Note: As of openSUSE 11.2 and many other late 2009 releases, scripts like InitNG are becoming less important. My main desktop (a dual-core 2.4GHz Intel) can boot from cold in about 25s, including POST screen and a couple of seconds waiting on GRUB all the way through to a logged in and functional desktop. The following is kept as a reference document.

The standard Linux boot process uses an old system called "init" for its bootup scripts. The main problem with init is that it is a sequential boot loader, running one script at a time and waiting for it to finish before starting the next one. In many cases this can lead to startup scripts unnecessarily waiting for a long time while other scripts run. InitNG, on the other hand, takes advanted of parallelism and starts scripts as quickly as possible once their dependancies have been met.

There are also other alternatives to init and InitNG such as Ubuntu's Upstart, minit (a minimal init) and runit. InitNG is probably the better known and more widely available version, though.

The following instructions came from using Fedora Core 6 and Gnome but should be applicable (with some minor changes of menu locations etc) for most similar Linux flavours.


Thanks to RPMs the installation process is simple. Either load up your favourite (e.g. Smart) and install initng and its dependancies from the repositories or run the following command (as root) from a console:

# yum install initng

Once installation is complete (having confirmed any questions about additional dependencies such as initng-files) then initng should be installed and running. To check, do one of the following:

  • Open /boot/grub/grub.conf and look for a line containing init=/sbin/initng. It should also go by the default name of "initng boot"
  • Assuming you have the system-config-boot package installed, run system-config-boot (from the console) or go to System > Administration > Bootloader and there should be a new entry at the top of the list (and selected as default) called "initng boot".

If this entry does not exist, copy your existing default boot entry and add init=/sbin/initng to the end of the line that begins kernel /vmlinuz-…

Using InitNG

InitNG should now be available through the main GRUB menu on startup. If it isn't the default, select it and watch your boot process fly by. The only down side at the moment appears to be that you no longer get the pretty RHGB during startup, but considering boot times on my machine are down from over a minute to around 20 seconds then it's not so much of an issue!

Problems using InitNG

When I first installed InitNG I couldn't get it to start the X server properly. Looking at the error message I saw the following:

Font renferer for ".PCF" already registered at priority 0
Font renderer for&hellip

Could not initialise font path element unix/:7100, removing from list!
Fatal server error: could not open default font 'fixed'

A quick search showed that this error occurred when the xfs daemon wasn't started. To solve this run the following command (as root)

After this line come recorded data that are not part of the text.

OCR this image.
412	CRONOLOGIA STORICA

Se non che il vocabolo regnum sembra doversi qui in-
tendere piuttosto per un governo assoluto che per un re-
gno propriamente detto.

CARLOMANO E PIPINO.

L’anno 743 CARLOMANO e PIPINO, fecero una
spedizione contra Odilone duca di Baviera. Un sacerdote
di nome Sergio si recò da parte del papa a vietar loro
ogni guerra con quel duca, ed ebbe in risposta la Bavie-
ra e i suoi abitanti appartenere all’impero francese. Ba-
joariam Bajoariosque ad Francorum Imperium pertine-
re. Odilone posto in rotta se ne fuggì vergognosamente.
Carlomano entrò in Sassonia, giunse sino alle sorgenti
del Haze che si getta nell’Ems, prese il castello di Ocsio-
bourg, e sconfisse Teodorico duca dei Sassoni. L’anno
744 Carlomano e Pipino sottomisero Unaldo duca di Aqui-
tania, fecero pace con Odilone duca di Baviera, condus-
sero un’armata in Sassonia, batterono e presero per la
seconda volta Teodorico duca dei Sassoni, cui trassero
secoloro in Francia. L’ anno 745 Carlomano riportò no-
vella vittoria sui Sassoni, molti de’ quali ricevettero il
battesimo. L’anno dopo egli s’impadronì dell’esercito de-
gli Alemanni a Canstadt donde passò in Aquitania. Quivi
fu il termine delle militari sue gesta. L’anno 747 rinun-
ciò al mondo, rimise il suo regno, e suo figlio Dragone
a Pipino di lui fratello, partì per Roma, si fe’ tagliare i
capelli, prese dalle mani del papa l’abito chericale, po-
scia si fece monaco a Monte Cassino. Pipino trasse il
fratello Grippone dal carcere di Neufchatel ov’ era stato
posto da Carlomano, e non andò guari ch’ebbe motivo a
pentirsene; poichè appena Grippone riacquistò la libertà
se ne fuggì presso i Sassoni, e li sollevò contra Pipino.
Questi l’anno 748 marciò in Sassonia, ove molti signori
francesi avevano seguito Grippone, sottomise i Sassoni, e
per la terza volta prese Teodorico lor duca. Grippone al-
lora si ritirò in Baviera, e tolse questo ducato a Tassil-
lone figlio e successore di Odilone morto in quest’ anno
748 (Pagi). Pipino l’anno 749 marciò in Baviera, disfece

# ng-update add daemon/xfs

If you also use lm_sensors (e.g. through the Gnome Sensors Applet or GKremll) then run the following as root to get full sensor reports back:

# ng-update add system/lm-sensors

InitNG after updates

As InitNG is newly installed and operational on my machine, I do not know how it handles updates in either the kernel or in InitNG itself. Kernel updates may result in old kernels being run, or the grub.conf file may be automatically updated to point to the latest. InitNG updates as a full RPM install may wipe old settings, which would mean that you would have to be careful after having added lines such as the xfs loading.